Ricardo Jardim, publicitário de 65 anos, foi preso novamente em Porto Alegre, suspeito de ter esquartejado sua namorada. O crime ocorreu em 9 de agosto de 2023, e os restos mortais da vítima foram encontrados em uma mala na rodoviária da cidade. Jardim já havia sido condenado em 2018 a 28 anos de prisão pelo assassinato de sua mãe, Vilma Jardim, motivado por herança.

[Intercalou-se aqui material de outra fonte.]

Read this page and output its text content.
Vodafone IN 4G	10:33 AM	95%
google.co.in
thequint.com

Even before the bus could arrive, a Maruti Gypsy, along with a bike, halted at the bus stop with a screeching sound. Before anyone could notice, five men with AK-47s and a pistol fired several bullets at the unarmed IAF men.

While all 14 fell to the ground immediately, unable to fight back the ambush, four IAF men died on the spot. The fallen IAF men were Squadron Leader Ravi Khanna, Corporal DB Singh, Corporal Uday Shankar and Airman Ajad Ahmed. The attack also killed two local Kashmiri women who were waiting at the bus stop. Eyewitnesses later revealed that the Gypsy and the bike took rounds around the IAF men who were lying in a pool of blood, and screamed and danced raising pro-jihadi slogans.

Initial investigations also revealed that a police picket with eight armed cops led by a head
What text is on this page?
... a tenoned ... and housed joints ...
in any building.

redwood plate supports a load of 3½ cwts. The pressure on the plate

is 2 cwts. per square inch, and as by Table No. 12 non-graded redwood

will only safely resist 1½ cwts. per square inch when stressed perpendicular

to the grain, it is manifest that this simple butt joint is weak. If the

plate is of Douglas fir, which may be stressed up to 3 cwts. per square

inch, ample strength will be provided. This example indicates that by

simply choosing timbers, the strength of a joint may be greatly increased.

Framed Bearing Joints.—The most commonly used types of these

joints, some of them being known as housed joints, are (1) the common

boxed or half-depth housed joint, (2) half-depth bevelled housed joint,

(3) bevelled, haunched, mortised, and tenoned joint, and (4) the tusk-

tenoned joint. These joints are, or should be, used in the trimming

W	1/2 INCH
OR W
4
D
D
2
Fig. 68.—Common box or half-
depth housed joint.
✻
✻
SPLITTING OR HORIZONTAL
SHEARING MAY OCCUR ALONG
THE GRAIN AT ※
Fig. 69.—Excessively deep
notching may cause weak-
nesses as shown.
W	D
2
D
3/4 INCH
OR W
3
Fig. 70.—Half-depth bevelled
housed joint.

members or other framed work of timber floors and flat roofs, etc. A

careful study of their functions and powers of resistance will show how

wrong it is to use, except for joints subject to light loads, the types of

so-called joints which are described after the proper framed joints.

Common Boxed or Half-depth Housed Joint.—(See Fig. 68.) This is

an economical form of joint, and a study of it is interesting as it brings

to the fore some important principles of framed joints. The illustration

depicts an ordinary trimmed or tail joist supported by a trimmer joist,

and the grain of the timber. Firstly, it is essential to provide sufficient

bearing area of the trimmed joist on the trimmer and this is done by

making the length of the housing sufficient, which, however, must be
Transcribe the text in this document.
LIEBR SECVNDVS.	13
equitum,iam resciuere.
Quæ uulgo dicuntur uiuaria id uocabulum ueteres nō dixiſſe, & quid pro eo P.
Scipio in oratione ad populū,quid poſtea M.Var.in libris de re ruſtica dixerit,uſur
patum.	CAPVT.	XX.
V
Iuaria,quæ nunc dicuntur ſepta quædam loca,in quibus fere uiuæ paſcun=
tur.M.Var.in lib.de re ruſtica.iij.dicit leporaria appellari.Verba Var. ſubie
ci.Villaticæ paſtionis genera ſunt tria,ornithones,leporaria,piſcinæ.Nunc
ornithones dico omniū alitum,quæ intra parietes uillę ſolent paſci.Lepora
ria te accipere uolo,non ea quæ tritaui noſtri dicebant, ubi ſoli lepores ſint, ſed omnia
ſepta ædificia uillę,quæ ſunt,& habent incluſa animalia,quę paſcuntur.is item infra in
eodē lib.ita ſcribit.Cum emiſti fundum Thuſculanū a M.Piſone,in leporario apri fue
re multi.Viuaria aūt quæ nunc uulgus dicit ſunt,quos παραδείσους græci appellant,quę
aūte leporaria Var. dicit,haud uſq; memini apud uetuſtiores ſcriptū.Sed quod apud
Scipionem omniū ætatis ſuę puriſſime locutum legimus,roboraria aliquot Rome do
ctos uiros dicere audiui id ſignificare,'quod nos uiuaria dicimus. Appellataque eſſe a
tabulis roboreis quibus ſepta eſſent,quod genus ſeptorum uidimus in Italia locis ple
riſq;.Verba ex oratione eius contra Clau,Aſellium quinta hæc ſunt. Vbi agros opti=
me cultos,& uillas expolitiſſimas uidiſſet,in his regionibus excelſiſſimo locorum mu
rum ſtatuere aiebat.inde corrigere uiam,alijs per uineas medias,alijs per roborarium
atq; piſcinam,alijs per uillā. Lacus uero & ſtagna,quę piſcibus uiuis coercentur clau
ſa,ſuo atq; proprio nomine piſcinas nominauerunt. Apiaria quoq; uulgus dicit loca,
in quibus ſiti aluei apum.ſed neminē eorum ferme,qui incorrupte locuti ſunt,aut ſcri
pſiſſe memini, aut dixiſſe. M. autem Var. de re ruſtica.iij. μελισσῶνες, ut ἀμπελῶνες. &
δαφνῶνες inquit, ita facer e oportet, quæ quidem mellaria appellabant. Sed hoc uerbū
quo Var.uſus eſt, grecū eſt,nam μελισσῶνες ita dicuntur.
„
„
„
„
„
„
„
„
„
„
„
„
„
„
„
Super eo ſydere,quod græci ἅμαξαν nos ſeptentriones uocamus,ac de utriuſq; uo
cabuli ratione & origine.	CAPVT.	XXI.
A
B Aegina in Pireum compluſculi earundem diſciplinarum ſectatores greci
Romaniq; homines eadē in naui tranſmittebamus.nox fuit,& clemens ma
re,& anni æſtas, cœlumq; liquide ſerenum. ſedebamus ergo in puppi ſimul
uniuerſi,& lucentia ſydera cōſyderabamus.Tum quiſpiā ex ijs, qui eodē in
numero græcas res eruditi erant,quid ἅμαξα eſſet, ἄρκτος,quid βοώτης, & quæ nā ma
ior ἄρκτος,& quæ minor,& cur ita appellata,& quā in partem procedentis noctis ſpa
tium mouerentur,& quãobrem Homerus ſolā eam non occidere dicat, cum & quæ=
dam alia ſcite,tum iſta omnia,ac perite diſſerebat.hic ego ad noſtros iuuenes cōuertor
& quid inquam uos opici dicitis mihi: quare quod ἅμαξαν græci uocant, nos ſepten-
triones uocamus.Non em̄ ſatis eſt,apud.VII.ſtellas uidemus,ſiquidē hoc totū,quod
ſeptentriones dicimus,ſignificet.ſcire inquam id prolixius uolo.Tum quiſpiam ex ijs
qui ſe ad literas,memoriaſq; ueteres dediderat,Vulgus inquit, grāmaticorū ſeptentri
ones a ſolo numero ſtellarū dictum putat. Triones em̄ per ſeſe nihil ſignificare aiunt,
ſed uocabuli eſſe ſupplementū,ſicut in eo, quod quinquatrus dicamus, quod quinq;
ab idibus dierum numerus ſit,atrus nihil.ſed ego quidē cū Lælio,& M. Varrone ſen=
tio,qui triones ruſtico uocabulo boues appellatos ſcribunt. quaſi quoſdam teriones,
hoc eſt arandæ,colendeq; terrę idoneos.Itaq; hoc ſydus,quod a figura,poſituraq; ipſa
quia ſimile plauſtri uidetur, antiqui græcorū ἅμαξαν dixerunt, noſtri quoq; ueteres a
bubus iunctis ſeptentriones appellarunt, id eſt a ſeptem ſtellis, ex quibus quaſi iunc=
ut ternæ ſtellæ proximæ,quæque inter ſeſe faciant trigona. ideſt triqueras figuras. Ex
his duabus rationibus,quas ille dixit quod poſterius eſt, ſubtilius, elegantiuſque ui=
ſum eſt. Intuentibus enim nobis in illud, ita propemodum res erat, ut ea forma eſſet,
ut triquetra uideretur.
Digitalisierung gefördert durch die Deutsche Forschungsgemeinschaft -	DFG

A nova investigação começou após o mau cheiro exalado da mala, que levou funcionários da rodoviária a acionarem a polícia. A perícia confirmou que os restos pertenciam à namorada de Jardim, que trabalhava como manicure e morava na mesma pousada que ele. O caso é tratado como feminicídio, e a motivação do crime pode ter sido financeira, com Jardim tentando usar cartões de crédito da vítima.
Planejamento Meticuloso
O delegado Mário Souza, do Departamento de Homicídios, descreveu Jardim como “extremamente educado, frio e inteligente”. A polícia investiga o planejamento do crime, que incluiu o descarte de partes do corpo em locais distintos: primeiro em um local ermo e depois na rodoviária, um espaço movimentado. Jardim tomou precauções, como o uso de luvas e máscara, mas ainda assim se expôs ao ser filmado por câmeras de segurança.
Imagens registraram o momento em que ele deixou a mala na rodoviária, o que facilitou sua identificação. Além disso, a polícia encontrou DNA do suspeito nos restos mortais. A captura de Jardim levanta preocupações sobre a eficácia do sistema penal, especialmente em casos de reincidência de crimes violentos.
Histórico Criminal
Jardim já havia sido condenado pelo homicídio da mãe, um crime que chocou a sociedade. Na época, ele alegou que Vilma teria se suicidado, mas a defesa não conseguiu apresentar provas que justificassem sua inocência. O corpo da mãe foi encontrado com 13 ferimentos de faca, e Jardim confessou ter escondido o cadáver.
A nova prisão de Jardim, que estava em regime semiaberto, reacende o debate sobre a segurança pública e a necessidade de um acompanhamento mais rigoroso de indivíduos com histórico de crimes violentos. A polícia continua a investigar a relação entre Jardim e a vítima, além de possíveis coautores no crime.